Patterson is not the only two-sport athlete in the class. Gaffney, who considered Notre Dame and USC, eventually chose the Cardinal, in large part, because of the opportunity to play baseball. "One week the baseball staff would call and the next the football coaches would," says Gaffney, who committed last week and will join Toby Gerhart, last year's top running back, on the baseball diamond. "Toby made it clear that it wasn't too hectic."
More impressive may be the non-sport activities of the incoming class. Stephens, who tried out for American Idol when he was 16, says that he will continue to pursue singing while at Stanford, and Skov, who scored a 2060 on the SAT, intends to major in physics. "The term 'enthusiasm unknown to mankind' gets used by coach and the alumni regarding the program," Skov says. "I think people will see that from us as well on and off the field."
Looking to capture the anticipation that the class has created, 19 of the committed players visited the school for a weekend last month. Anxious to get started, Skov said he could tell that his future teammates were ready to work. "We want to keep building," Skov says. "Just want to get our hands dirty."
Eagles stay in the nest
Kimball Union (Meriden, N.H.) defensive end Kasim Edebali first sat down with Boston College offensive line coach Jack Bicknell last year in his coach's office. Unaware of BC's football program beforehand, the Hamburg, Germany, native left the meeting in awe of what the coach was selling. "The summer camp brochure had a picture of Boston and he told me that the Prudential Center was my gong to be my dorm," Edebali said Tuesday night on the eve of inking his National Letter of Intent with the Eagles. "I thought, 'Wow, this will be so much better than prep school living.' Then he told me he was kidding. That was disappointing."

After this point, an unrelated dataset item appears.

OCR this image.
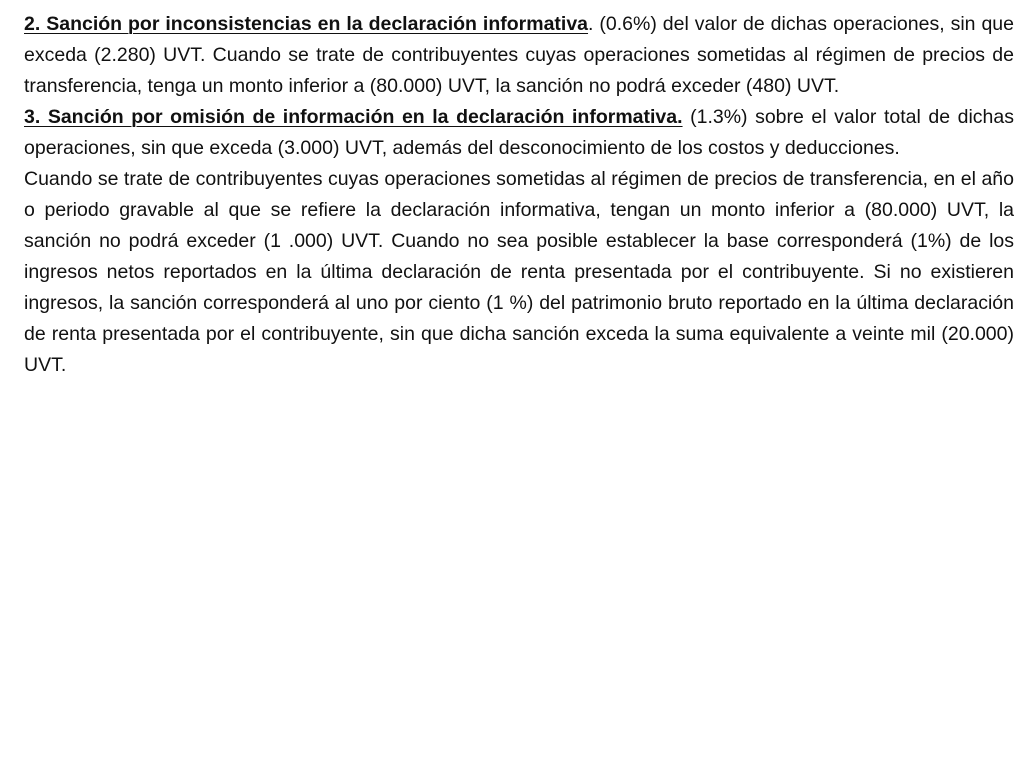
2. Sanción por inconsistencias en la declaración informativa. (0.6%) del valor de dichas operaciones, sin que exceda (2.280) UVT. Cuando se trate de contribuyentes cuyas operaciones sometidas al régimen de precios de transferencia, tenga un monto inferior a (80.000) UVT, la sanción no podrá exceder (480) UVT.

3. Sanción por omisión de información en la declaración informativa. (1.3%) sobre el valor total de dichas operaciones, sin que exceda (3.000) UVT, además del desconocimiento de los costos y deducciones.

Cuando se trate de contribuyentes cuyas operaciones sometidas al régimen de precios de transferencia, en el año o periodo gravable al que se refiere la declaración informativa, tengan un monto inferior a (80.000) UVT, la sanción no podrá exceder (1 .000) UVT. Cuando no sea posible establecer la base corresponderá (1%) de los ingresos netos reportados en la última declaración de renta presentada por el contribuyente. Si no existieren ingresos, la sanción corresponderá al uno por ciento (1 %) del patrimonio bruto reportado en la última declaración de renta presentada por el contribuyente, sin que dicha sanción exceda la suma equivalente a veinte mil (20.000) UVT.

Despite the white lie, the 6-2, 235-pound Edebali gave Bicknell his verbal commitment last July. Five months later, though, Edebali, a boarding student at the remote prep school, gained word from a day student who had been off campus that BC coach Jeff Jagodzinski had been fired for interviewing with the New York Jets. "I don't watch much TV so I could not believe it," Edebali says. "Coach Bicknell assured me that my scholarship was still good."
In the staffing departures that followed defensive coordinator Frank Spaziani's promotion to head coach, Bicknell moved on to the New York Giants as an offensive line assistant, but Edebali stayed committed. "I would have loved to play for coach Jagodzinski," says Edebali, who knows of just two recruits who changed their commitments since Jagodzinski left. "But I'm still committed to the school."
Similarly, Dillon Quinn, a 6-6, 295-pound defensive lineman and the Eagles' top-rated recruit, said that BC remained his "dream school" after taking additional visits to Cincinnati and Maryland during the time between Jagodzinski's firing and Spaziani's promotion. "No coach knows whether an offer for something better will come," Quinn says. "You just have to find a program you can believe in."